On National Cancer Survivors Day® – Sunday, June 3, 2018 – cancer survivors and supporters in communities around the world will come together to celebrate life and raise awareness of the challenges faced by cancer survivors.
There are an estimated 15.5 million people are living with and beyond cancer in the U.S. today. By 2026, that number is expected to increase to 20.3 million. On Sunday, June 3, 2018, people across the U.S. and abroad will gather in their local communities to acknowledge all cancer survivors, and to raise awareness of the challenges of cancer survivorship, in observance of the 31st National Cancer Survivors Day®.
National Cancer Survivors Day® is an annual, worldwide Celebration of Life held on the first Sunday in June. Hundreds of cities around the world will hold celebrations on this day to recognize cancer survivors, to bring attention to the ongoing challenges cancer survivors face, and to celebrate life.
“A ‘survivor’ is anyone living with a history of cancer – from the moment of diagnosis through the remainder of life,” according to the National Cancer Survivors Day® Foundation, administrator for the celebration.
“National Cancer Survivors Day® is an opportunity for people to stand with the cancer survivors in their community and make a commitment to address the challenges of cancer survivorship,” says Foundation spokesperson Laura Shipp. “It’s a day to advocate for more resources, research, and legislation to improve the quality of life of cancer survivors and, particularly, to lessen the financial burden of cancer.
“But it is also a day to celebrate. We’re living in a new era of cancer survivorship. Cancer mortality rates are steadily declining, and cancer survivors are living longer than ever before. And, while we know there is more work to do, we want to give cancer survivors one day to just celebrate life. It may be complicated and challenging and unpredictable, but life after cancer can also be beautiful, meaningful, and inspiring. And that’s something to celebrate.”
The National Cancer Survivors Day Foundation is encouraging everyone to take part in their community’s NCSD celebration. To find the one nearest you, check with your local cancer treatment center, hospital, or American Cancer Society office. Or you can host an event of your own using the resources available through the National Cancer Survivors Day® website, ncsd.org.
NCSD celebrations will be as diverse as the cities where the events are being held. From parades and carnivals to health fairs and cancer awareness runs, each community will celebrate in its own unique way. Collectively, National Cancer Survivors Day® celebrations give cancer survivors an opportunity to share their stories, to connect with other survivors, to celebrate personal milestones, and to recognize those who have supported them. NCSD also gives communities a chance to stand alongside these survivors and raise awareness of the ongoing challenges cancer presents.

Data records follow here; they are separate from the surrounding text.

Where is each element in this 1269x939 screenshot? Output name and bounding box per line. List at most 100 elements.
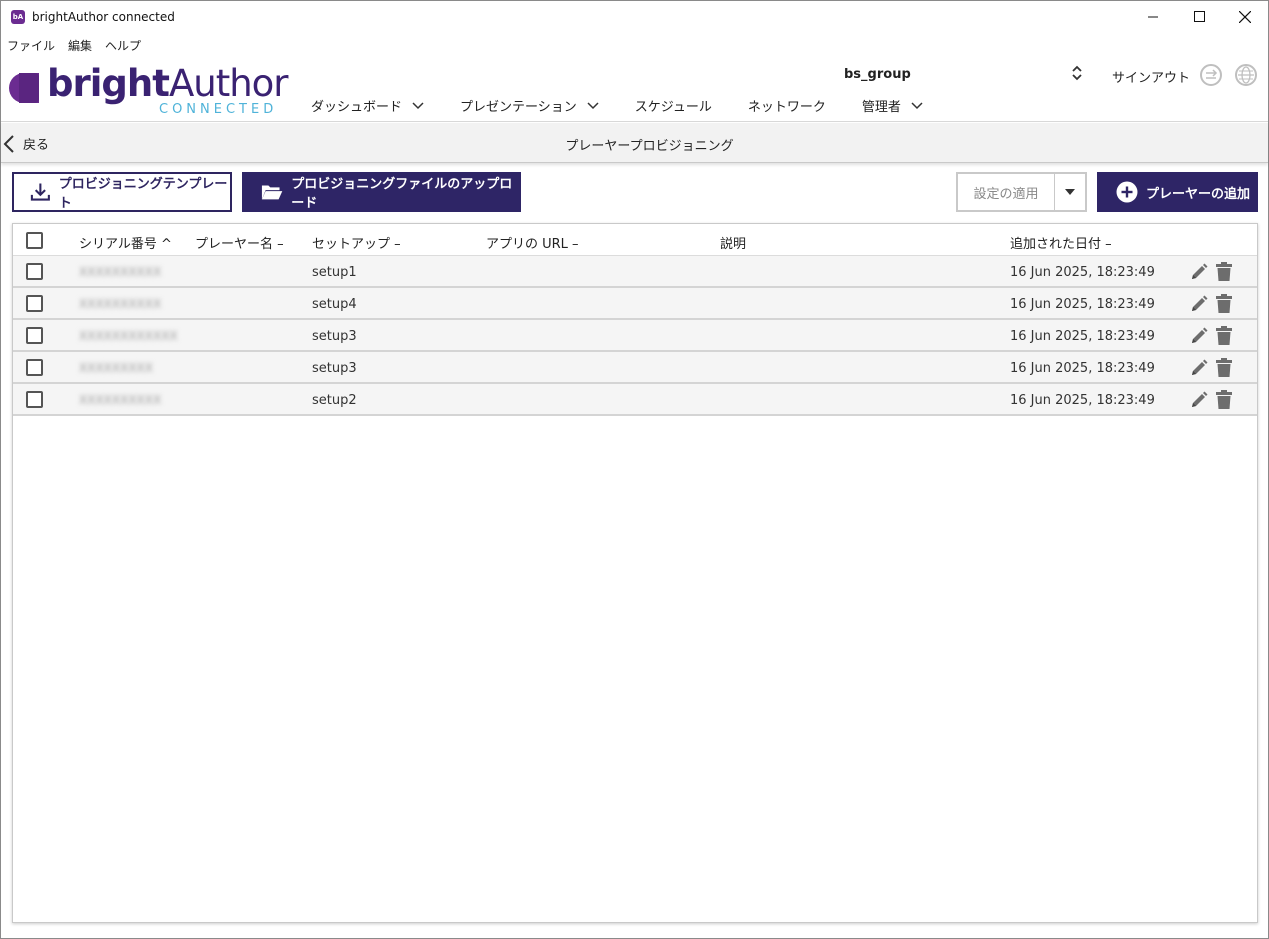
nav-network[interactable]: ネットワーク (748, 96, 826, 115)
table-row[interactable]: XXXXXXXXXXXX setup3 16 Jun 2025, 18:23:49 (13, 320, 1257, 352)
main-nav: ダッシュボード プレゼンテーション スケジュール ネットワーク 管理者 (311, 96, 959, 115)
pencil-icon (1192, 327, 1208, 343)
edit-button[interactable] (1189, 294, 1209, 318)
date-added: 16 Jun 2025, 18:23:49 (1010, 329, 1155, 344)
app-header: brightAuthor CONNECTED bs_group サインアウト ダ… (1, 58, 1268, 122)
signout-button[interactable]: サインアウト (1112, 67, 1190, 86)
logo-mark-icon (9, 73, 39, 103)
nav-admin-label: 管理者 (861, 100, 901, 115)
table-row[interactable]: XXXXXXXXXX setup2 16 Jun 2025, 18:23:49 (13, 384, 1257, 416)
pencil-icon (1192, 263, 1208, 279)
close-icon (1239, 10, 1251, 23)
globe-icon[interactable] (1235, 64, 1257, 86)
title-bar: bA brightAuthor connected (1, 1, 1268, 32)
delete-button[interactable] (1215, 358, 1233, 382)
nav-schedule-label: スケジュール (634, 100, 712, 115)
delete-button[interactable] (1215, 390, 1233, 414)
group-name: bs_group (844, 67, 911, 82)
delete-button[interactable] (1215, 294, 1233, 318)
table-header: シリアル番号 ^ プレーヤー名 – セットアップ – アプリの URL – 説明… (13, 224, 1257, 256)
edit-button[interactable] (1189, 326, 1209, 350)
table-body: XXXXXXXXXX setup1 16 Jun 2025, 18:23:49 XXX… (13, 256, 1257, 416)
pencil-icon (1192, 391, 1208, 407)
delete-button[interactable] (1215, 326, 1233, 350)
menu-help[interactable]: ヘルプ (105, 37, 141, 54)
page-title: プレーヤープロビジョニング (565, 139, 734, 154)
row-checkbox[interactable] (26, 391, 43, 408)
trash-icon (1216, 294, 1232, 313)
nav-admin[interactable]: 管理者 (862, 96, 923, 115)
row-checkbox[interactable] (26, 295, 43, 312)
provisioning-template-label: プロビジョニングテンプレート (58, 177, 228, 211)
table-row[interactable]: XXXXXXXXXX setup4 16 Jun 2025, 18:23:49 (13, 288, 1257, 320)
menu-edit[interactable]: 編集 (68, 37, 92, 54)
nav-presentations[interactable]: プレゼンテーション (460, 96, 599, 115)
add-player-button[interactable]: プレーヤーの追加 (1097, 172, 1258, 212)
column-serial[interactable]: シリアル番号 ^ (79, 233, 172, 252)
caret-down-icon (1065, 189, 1075, 195)
setup-name: setup3 (312, 329, 357, 344)
setup-name: setup3 (312, 361, 357, 376)
plus-circle-icon (1116, 181, 1138, 203)
setup-name: setup2 (312, 393, 357, 408)
date-added: 16 Jun 2025, 18:23:49 (1010, 265, 1155, 280)
table-row[interactable]: XXXXXXXXXX setup1 16 Jun 2025, 18:23:49 (13, 256, 1257, 288)
pencil-icon (1192, 295, 1208, 311)
row-checkbox[interactable] (26, 327, 43, 344)
nav-schedule[interactable]: スケジュール (635, 96, 712, 115)
provisioning-template-button[interactable]: プロビジョニングテンプレート (12, 172, 232, 212)
brand-logo[interactable]: brightAuthor CONNECTED (7, 62, 297, 120)
column-description[interactable]: 説明 (720, 233, 746, 252)
apply-settings-button[interactable]: 設定の適用 (958, 174, 1055, 210)
sync-icon[interactable] (1200, 64, 1222, 86)
upload-provisioning-file-button[interactable]: プロビジョニングファイルのアップロード (242, 172, 521, 212)
serial-number: XXXXXXXXXX (79, 393, 162, 407)
column-app-url[interactable]: アプリの URL – (486, 233, 579, 252)
delete-button[interactable] (1215, 262, 1233, 286)
edit-button[interactable] (1189, 358, 1209, 382)
group-switch-button[interactable] (1071, 64, 1083, 86)
date-added: 16 Jun 2025, 18:23:49 (1010, 297, 1155, 312)
row-checkbox[interactable] (26, 359, 43, 376)
trash-icon (1216, 390, 1232, 409)
apply-settings-dropdown[interactable] (1055, 174, 1085, 210)
edit-button[interactable] (1189, 262, 1209, 286)
window-title: brightAuthor connected (32, 9, 175, 24)
app-icon: bA (11, 9, 25, 24)
chevron-down-icon (587, 101, 599, 109)
serial-number: XXXXXXXXXX (79, 265, 162, 279)
pencil-icon (1192, 359, 1208, 375)
chevron-down-icon (412, 101, 424, 109)
minimize-icon (1147, 16, 1158, 18)
nav-presentations-label: プレゼンテーション (460, 100, 577, 115)
table-row[interactable]: XXXXXXXXX setup3 16 Jun 2025, 18:23:49 (13, 352, 1257, 384)
nav-network-label: ネットワーク (747, 100, 826, 115)
serial-number: XXXXXXXXXX (79, 297, 162, 311)
serial-number: XXXXXXXXX (79, 361, 153, 375)
column-date-added[interactable]: 追加された日付 – (1010, 233, 1112, 252)
row-checkbox[interactable] (26, 263, 43, 280)
trash-icon (1216, 326, 1232, 345)
upload-provisioning-file-label: プロビジョニングファイルのアップロード (291, 177, 513, 211)
edit-button[interactable] (1189, 390, 1209, 414)
setup-name: setup4 (312, 297, 357, 312)
globe-lines-icon (1238, 66, 1254, 84)
serial-number: XXXXXXXXXXXX (79, 329, 178, 343)
maximize-icon (1193, 11, 1205, 22)
column-setup[interactable]: セットアップ – (312, 233, 401, 252)
up-down-chevron-icon (1072, 65, 1082, 81)
maximize-button[interactable] (1176, 1, 1222, 32)
menu-file[interactable]: ファイル (7, 37, 55, 54)
folder-open-icon (261, 185, 283, 200)
close-button[interactable] (1222, 1, 1268, 32)
select-all-checkbox[interactable] (26, 232, 43, 249)
trash-icon (1216, 358, 1232, 377)
players-table: シリアル番号 ^ プレーヤー名 – セットアップ – アプリの URL – 説明… (12, 223, 1258, 923)
page-subheader: 戻る プレーヤープロビジョニング (1, 123, 1268, 163)
minimize-button[interactable] (1130, 1, 1176, 32)
logo-wordmark: brightAuthor (47, 62, 289, 105)
column-player-name[interactable]: プレーヤー名 – (195, 233, 284, 252)
nav-dashboard[interactable]: ダッシュボード (311, 96, 424, 115)
arrows-exchange-icon (1206, 69, 1218, 79)
add-player-label: プレーヤーの追加 (1146, 186, 1251, 202)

The nonprofit National Cancer Survivors Day Foundation offers free guidance, education, networking resources, and assistance to hundreds of hospitals, support groups, and other cancer-related organizations that host official National Cancer Survivors Day® events in their communities. The Foundation’s primary mission is to bring awareness to the issues of cancer survivorship in order to better the quality of life for cancer survivors.
Since 1991, the overall cancer death rate in the U.S. has fallen by 25 percent. This means that more Americans than ever are surviving cancer. However, despite their growing numbers, cancer survivors often must contend with rapidly rising drug costs, inadequate insurance coverage, difficulty finding or keeping employment, and ongoing physical, psychological, and financial struggles.
The National Cancer Survivors Day Foundation, along with NCSD 2018 national supporters Elekta, Exelixis, Genentech, Janssen, and Coping with Cancer magazine, is encouraging everyone across the U.S., and abroad, to stand with these survivors on National Cancer Survivors Day® and make a commitment to addressing the challenges of cancer survival.
“Over the past two decades, we’ve seen great progress being made toward extending cancer survival,” says Shipp. “And while we obviously want to see that progress continue, the Foundation believes we must work to increase not only years of life but also quality of life. And that includes addressing the financial toxicity caused by cancer diagnosis and treatment.”
Leading up to National Cancer Survivors Day®, the NCSD Foundation urges everyone to spread the message that life after cancer is about more than just counting years. It’s about making those years count.